Lucy’s net worth currently consists primarily of $ 6,000 in savings, $ 30,000 in her TFSA, and $ 156,000 in RRSP. It has a $ 5,000 line of credit. His car is worth an estimated $ 5,000. Its financial assets amount to $ 192,000, not including the cash value of its permanent life insurance, which is valued at $ 70,000. If he were to retire by the end of the year and pay off his line of credit with cash and swap his old car for a new $ 30,000 model with his TFSA money, his net worth other than life insurance would be. $ 157,000, which is almost the value of his RRSP.
Retirement finance
If Lucy works part-time at least 60 to 65, her RRSP balance could grow 3% after inflation to $ 180,850 with no new contributions. That capital with the same growth rate could then generate $ 8,958 per year before tax for the next 30 years.

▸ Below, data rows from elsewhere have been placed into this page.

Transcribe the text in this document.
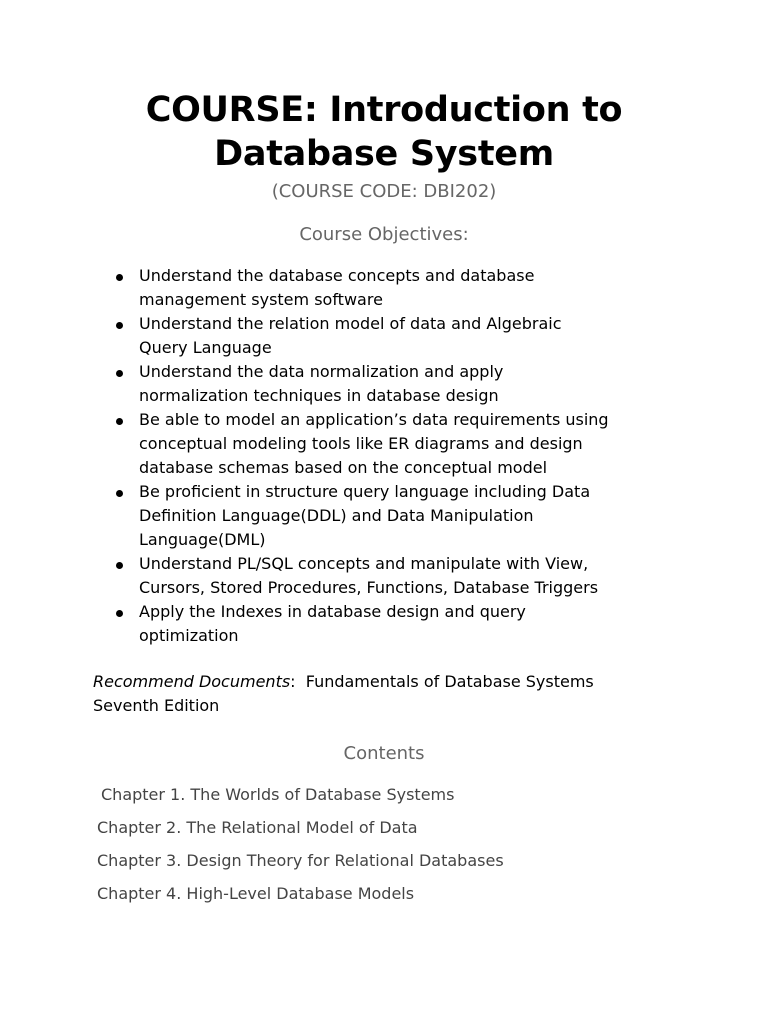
COURSE: Introduction to
Database System
(COURSE CODE: DBI202)
Course Objectives:
Understand the database concepts and database
management system software
Understand the relation model of data and Algebraic
Query Language
Understand the data normalization and apply
normalization techniques in database design
Be able to model an application’s data requirements using
conceptual modeling tools like ER diagrams and design
database schemas based on the conceptual model
Be proficient in structure query language including Data
Definition Language(DDL) and Data Manipulation
Language(DML)
Understand PL/SQL concepts and manipulate with View,
Cursors, Stored Procedures, Functions, Database Triggers
Apply the Indexes in database design and query
optimization
Recommend Documents:  Fundamentals of Database Systems
Seventh Edition
Contents
Chapter 1. The Worlds of Database Systems
Chapter 2. The Relational Model of Data
Chapter 3. Design Theory for Relational Databases
Chapter 4. High-Level Database Models
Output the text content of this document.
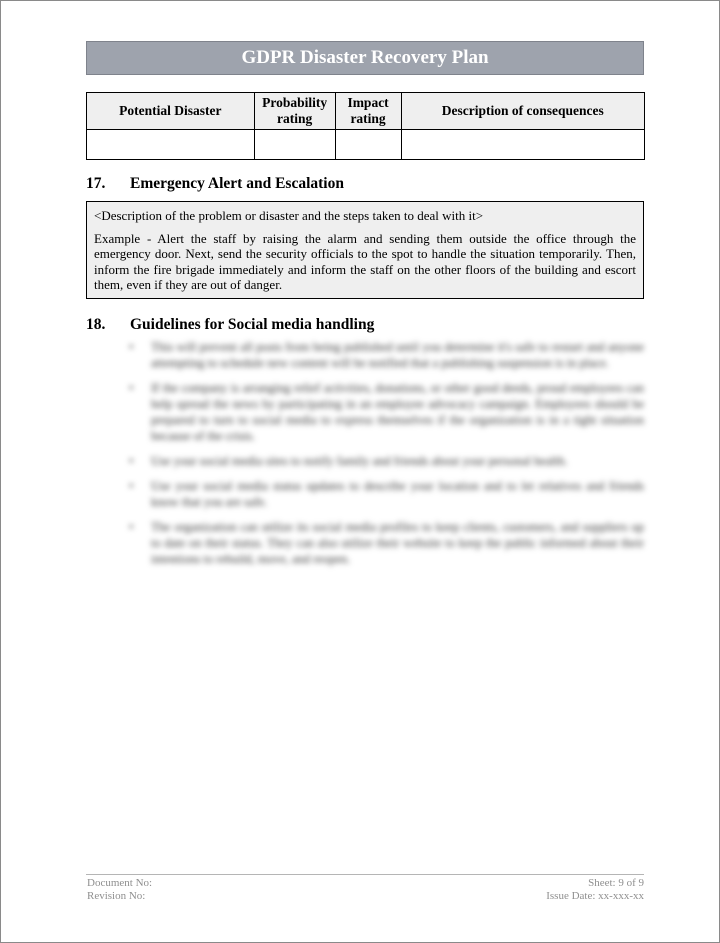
GDPR Disaster Recovery Plan
Potential Disaster	Probability rating	Impact rating	Description of consequences

17. Emergency Alert and Escalation

<Description of the problem or disaster and the steps taken to deal with it>

Example - Alert the staff by raising the alarm and sending them outside the office through the emergency door. Next, send the security officials to the spot to handle the situation temporarily. Then, inform the fire brigade immediately and inform the staff on the other floors of the building and escort them, even if they are out of danger.

18. Guidelines for Social media handling
• This will prevent all posts from being published until you determine it's safe to restart and anyone attempting to schedule new content will be notified that a publishing suspension is in place.
• If the company is arranging relief activities, donations, or other good deeds, proud employees can help spread the news by participating in an employee advocacy campaign. Employees should be prepared to turn to social media to express themselves if the organization is in a tight situation because of the crisis.
• Use your social media sites to notify family and friends about your personal health.
• Use your social media status updates to describe your location and to let relatives and friends know that you are safe.
• The organization can utilize its social media profiles to keep clients, customers, and suppliers up to date on their status. They can also utilize their website to keep the public informed about their intentions to rebuild, move, and reopen.
Document No:
Revision No:
Sheet: 9 of 9
Issue Date: xx-xxx-xx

It could also delay the start of CPP from 60 to 65 and receive an increase in payments from $ 730 per month, which is the 65-year payment cut by 36% for an early start, to $ 1,140 per month or $ 13,680 per month. year. Those changes would increase his income to $ 8,958 RRSP, $ 7,362 OAS, and $ 37,200 corporate pension for a total taxable income of $ 67,200 before tax. After an average fee of 20%, he would have $ 4,480 per month to spend.